На деревянном крыльце, на щелястом полу с глубокими темными морщинами плохо оструганных досок лежали пестрые ковровые хуржины – переметные сумы с домашней провизией. Темное горлышко толстой пузатой сулеи с токайским вином – счастливый покупатель себя не забыл – торчало из крайней сумы. В хуржинах – Алеша их укладывал с матерью – лежали коржики сладкие, на меду, домашние сухари, что напекла и насушила ему на дорогу, – «аж до самого Сам-Питербурха чтобы хватило» – мачка Наталья Демьяновна. Громадный кусок сала, ветчина и колбасы – деревенская снедь в мокрых холщовых тряпицах наполняли сумы.

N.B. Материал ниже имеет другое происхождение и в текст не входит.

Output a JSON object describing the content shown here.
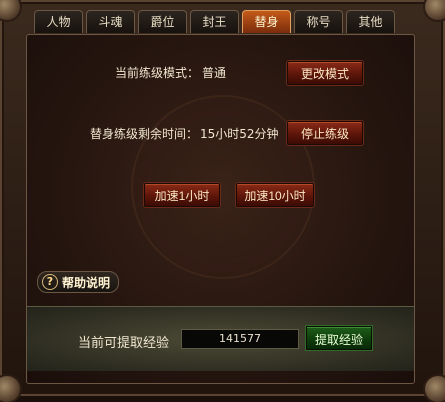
{
  "tabs": [
    {
      "label": "人物"
    },
    {
      "label": "斗魂"
    },
    {
      "label": "爵位"
    },
    {
      "label": "封王"
    },
    {
      "label": "替身",
      "active": true
    },
    {
      "label": "称号"
    },
    {
      "label": "其他"
    }
  ],
  "training_mode": {
    "label": "当前练级模式：",
    "value": "普通",
    "change_button": "更改模式"
  },
  "remaining_time": {
    "label": "替身练级剩余时间：",
    "value": "15小时52分钟",
    "stop_button": "停止练级"
  },
  "speedup": {
    "one_hour": "加速1小时",
    "ten_hours": "加速10小时"
  },
  "help": {
    "icon": "question-icon",
    "glyph": "?",
    "label": "帮助说明"
  },
  "experience": {
    "label": "当前可提取经验",
    "value": "141577",
    "extract_button": "提取经验"
  },
  "colors": {
    "active_tab": "#c35a19",
    "action_button": "#6b1a0d",
    "extract_button": "#1e5d1a"
  }
}
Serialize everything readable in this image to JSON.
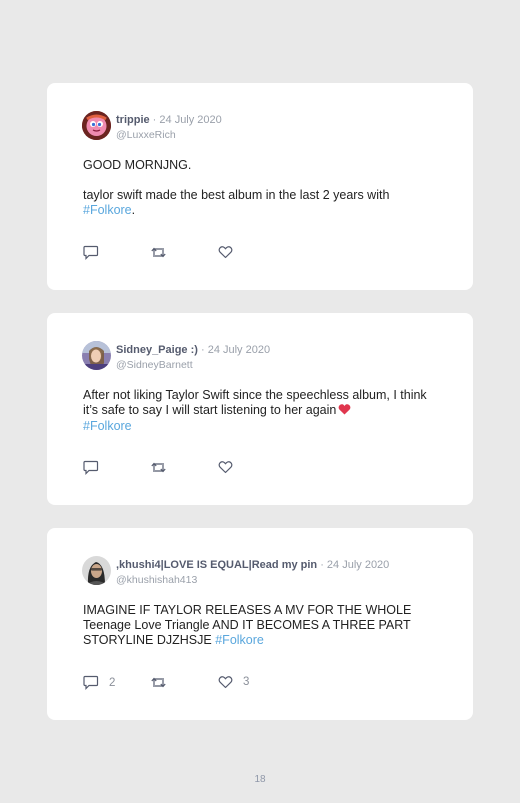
{
  "tweets": [
    {
      "name": "trippie",
      "date": " · 24 July 2020",
      "handle": "@LuxxeRich",
      "line1": "GOOD MORNJNG.",
      "line2": "taylor swift made the best album in the last 2 years with",
      "hashtag": "#Folkore",
      "after_hashtag": ".",
      "reply_count": "",
      "like_count": ""
    },
    {
      "name": "Sidney_Paige :)",
      "date": " · 24 July 2020",
      "handle": "@SidneyBarnett",
      "text": "After not liking Taylor Swift since the speechless album, I think it’s safe to say I will start listening to her again",
      "emoji": "red-heart-emoji",
      "hashtag": "#Folkore",
      "reply_count": "",
      "like_count": ""
    },
    {
      "name": ",khushi4|LOVE IS EQUAL|Read my pin",
      "date": " · 24 July 2020",
      "handle": "@khushishah413",
      "text": "IMAGINE IF TAYLOR RELEASES A MV FOR THE WHOLE Teenage Love Triangle AND IT BECOMES A THREE PART STORYLINE DJZHSJE",
      "hashtag": "#Folkore",
      "reply_count": "2",
      "like_count": "3"
    }
  ],
  "page_number": "18",
  "colors": {
    "hashtag": "#5aa7dd",
    "heart": "#e0364e",
    "background": "#e9e9e9"
  },
  "icons": [
    "reply-icon",
    "retweet-icon",
    "like-icon"
  ]
}
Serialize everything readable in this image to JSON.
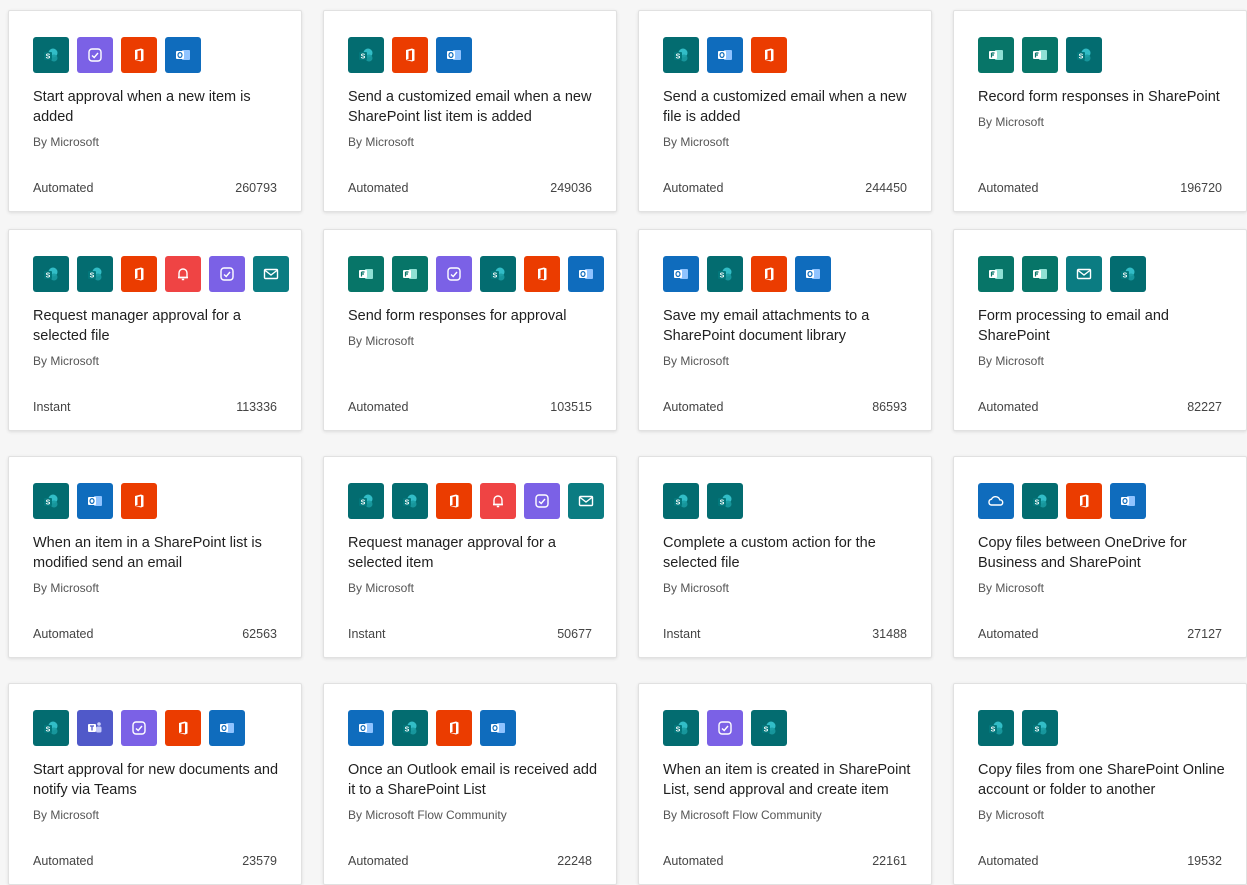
{
  "colors": {
    "sharepoint": "#036c70",
    "approvals": "#7b61e6",
    "office": "#eb3c00",
    "outlook": "#0f6cbd",
    "forms": "#077568",
    "notification": "#ef4444",
    "mail": "#0b7c82",
    "teams": "#5059c9",
    "onedrive": "#0f6cbd"
  },
  "cards": [
    {
      "title": "Start approval when a new item is added",
      "author": "By Microsoft",
      "type": "Automated",
      "count": "260793",
      "icons": [
        "sharepoint-icon",
        "approvals-icon",
        "office-icon",
        "outlook-icon"
      ]
    },
    {
      "title": "Send a customized email when a new SharePoint list item is added",
      "author": "By Microsoft",
      "type": "Automated",
      "count": "249036",
      "icons": [
        "sharepoint-icon",
        "office-icon",
        "outlook-icon"
      ]
    },
    {
      "title": "Send a customized email when a new file is added",
      "author": "By Microsoft",
      "type": "Automated",
      "count": "244450",
      "icons": [
        "sharepoint-icon",
        "outlook-icon",
        "office-icon"
      ]
    },
    {
      "title": "Record form responses in SharePoint",
      "author": "By Microsoft",
      "type": "Automated",
      "count": "196720",
      "icons": [
        "forms-icon",
        "forms-icon",
        "sharepoint-icon"
      ]
    },
    {
      "title": "Request manager approval for a selected file",
      "author": "By Microsoft",
      "type": "Instant",
      "count": "113336",
      "icons": [
        "sharepoint-icon",
        "sharepoint-icon",
        "office-icon",
        "notification-icon",
        "approvals-icon",
        "mail-icon"
      ]
    },
    {
      "title": "Send form responses for approval",
      "author": "By Microsoft",
      "type": "Automated",
      "count": "103515",
      "icons": [
        "forms-icon",
        "forms-icon",
        "approvals-icon",
        "sharepoint-icon",
        "office-icon",
        "outlook-icon"
      ]
    },
    {
      "title": "Save my email attachments to a SharePoint document library",
      "author": "By Microsoft",
      "type": "Automated",
      "count": "86593",
      "icons": [
        "outlook-icon",
        "sharepoint-icon",
        "office-icon",
        "outlook-icon"
      ]
    },
    {
      "title": "Form processing to email and SharePoint",
      "author": "By Microsoft",
      "type": "Automated",
      "count": "82227",
      "icons": [
        "forms-icon",
        "forms-icon",
        "mail-icon",
        "sharepoint-icon"
      ]
    },
    {
      "title": "When an item in a SharePoint list is modified send an email",
      "author": "By Microsoft",
      "type": "Automated",
      "count": "62563",
      "icons": [
        "sharepoint-icon",
        "outlook-icon",
        "office-icon"
      ]
    },
    {
      "title": "Request manager approval for a selected item",
      "author": "By Microsoft",
      "type": "Instant",
      "count": "50677",
      "icons": [
        "sharepoint-icon",
        "sharepoint-icon",
        "office-icon",
        "notification-icon",
        "approvals-icon",
        "mail-icon"
      ]
    },
    {
      "title": "Complete a custom action for the selected file",
      "author": "By Microsoft",
      "type": "Instant",
      "count": "31488",
      "icons": [
        "sharepoint-icon",
        "sharepoint-icon"
      ]
    },
    {
      "title": "Copy files between OneDrive for Business and SharePoint",
      "author": "By Microsoft",
      "type": "Automated",
      "count": "27127",
      "icons": [
        "onedrive-icon",
        "sharepoint-icon",
        "office-icon",
        "outlook-icon"
      ]
    },
    {
      "title": "Start approval for new documents and notify via Teams",
      "author": "By Microsoft",
      "type": "Automated",
      "count": "23579",
      "icons": [
        "sharepoint-icon",
        "teams-icon",
        "approvals-icon",
        "office-icon",
        "outlook-icon"
      ]
    },
    {
      "title": "Once an Outlook email is received add it to a SharePoint List",
      "author": "By Microsoft Flow Community",
      "type": "Automated",
      "count": "22248",
      "icons": [
        "outlook-icon",
        "sharepoint-icon",
        "office-icon",
        "outlook-icon"
      ]
    },
    {
      "title": "When an item is created in SharePoint List, send approval and create item",
      "author": "By Microsoft Flow Community",
      "type": "Automated",
      "count": "22161",
      "icons": [
        "sharepoint-icon",
        "approvals-icon",
        "sharepoint-icon"
      ]
    },
    {
      "title": "Copy files from one SharePoint Online account or folder to another",
      "author": "By Microsoft",
      "type": "Automated",
      "count": "19532",
      "icons": [
        "sharepoint-icon",
        "sharepoint-icon"
      ]
    }
  ]
}
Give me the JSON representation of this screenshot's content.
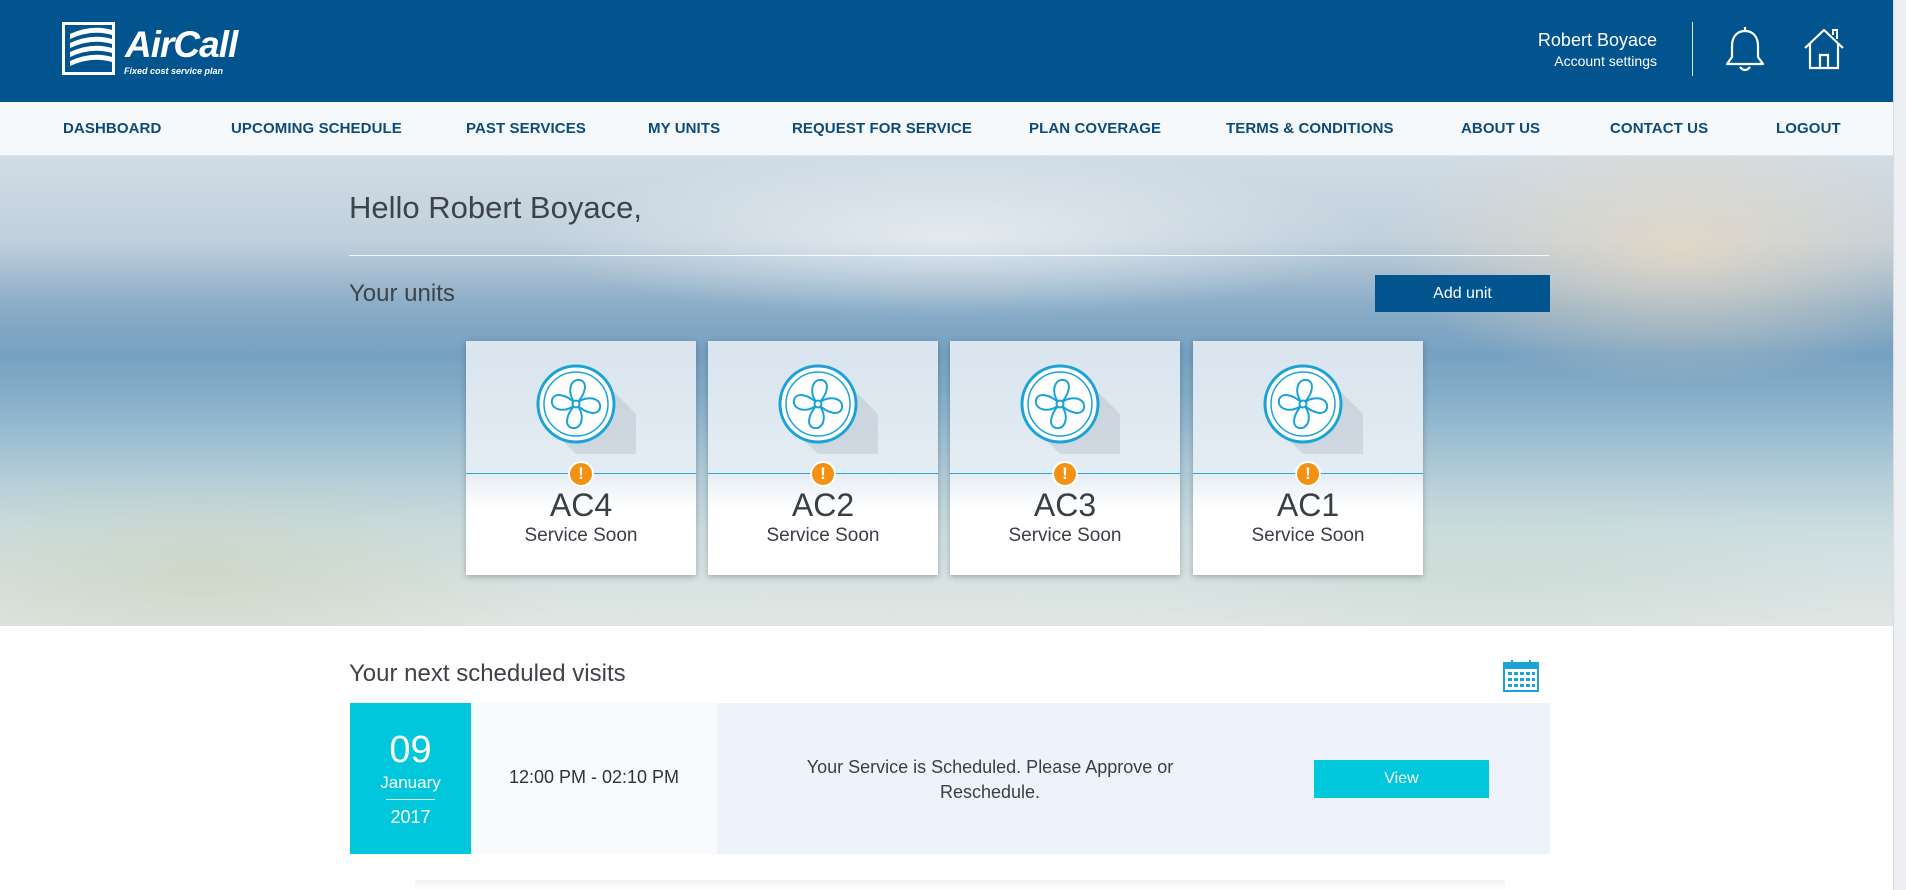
{
  "app": {
    "brand": "AirCall",
    "tagline": "Fixed cost service plan"
  },
  "header": {
    "user_name": "Robert Boyace",
    "account_settings": "Account settings",
    "icons": [
      "bell-icon",
      "home-icon"
    ]
  },
  "nav": {
    "items": [
      "DASHBOARD",
      "UPCOMING SCHEDULE",
      "PAST SERVICES",
      "MY UNITS",
      "REQUEST FOR SERVICE",
      "PLAN COVERAGE",
      "TERMS & CONDITIONS",
      "ABOUT US",
      "CONTACT US",
      "LOGOUT"
    ]
  },
  "hero": {
    "greeting": "Hello Robert Boyace,",
    "units_title": "Your units",
    "add_unit_label": "Add unit",
    "units": [
      {
        "name": "AC4",
        "status": "Service Soon"
      },
      {
        "name": "AC2",
        "status": "Service Soon"
      },
      {
        "name": "AC3",
        "status": "Service Soon"
      },
      {
        "name": "AC1",
        "status": "Service Soon"
      }
    ],
    "alert_glyph": "!"
  },
  "schedule": {
    "title": "Your next scheduled visits",
    "visits": [
      {
        "day": "09",
        "month": "January",
        "year": "2017",
        "time": "12:00 PM - 02:10 PM",
        "message": "Your Service is Scheduled. Please Approve or Reschedule.",
        "view_label": "View"
      }
    ]
  },
  "colors": {
    "brand_blue": "#02548f",
    "accent_cyan": "#00c7dc",
    "alert_orange": "#f39212",
    "fan_blue": "#1ba3d6"
  }
}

Алеша долго смотрел, как серел и голубел, уменьшаясь, точно тая в воздухе, казак с родного хутора Лемеши, и с ним серело и таяло, исчезая в небытие, и его прошлое. И сейчас – будто кто-то совсем другой, незнакомый и чужой, стоял на крыльце ямской избы, над которой свешивали воздушные нити тонких ветвей еще голые акации.
Было грустно. Точно снились – поднимались воспоминания нерадостного и невеселого детства.
Пригонит Алеша к вечеру общественное лемешское стадо и, голодный, обгорелый на толоке, пропахший скотиной и полынной горечью степных трав, с длинным бичом на плече войдет в хату, снимет рваную шапчонку и станет креститься на темные лики икон, на толстый дубовый сволок, где славянскими буквами, под титлами вырезана надпись: «Благословением Бога Отца, поспешением Сына». Здесь был вырезан крест: «Содействием Святого Духа создася дом сей рабы Божией Натальи Розумихи. Року 1711 маия 5 дня». Помолившись, ждет от отца приглашения вечерять.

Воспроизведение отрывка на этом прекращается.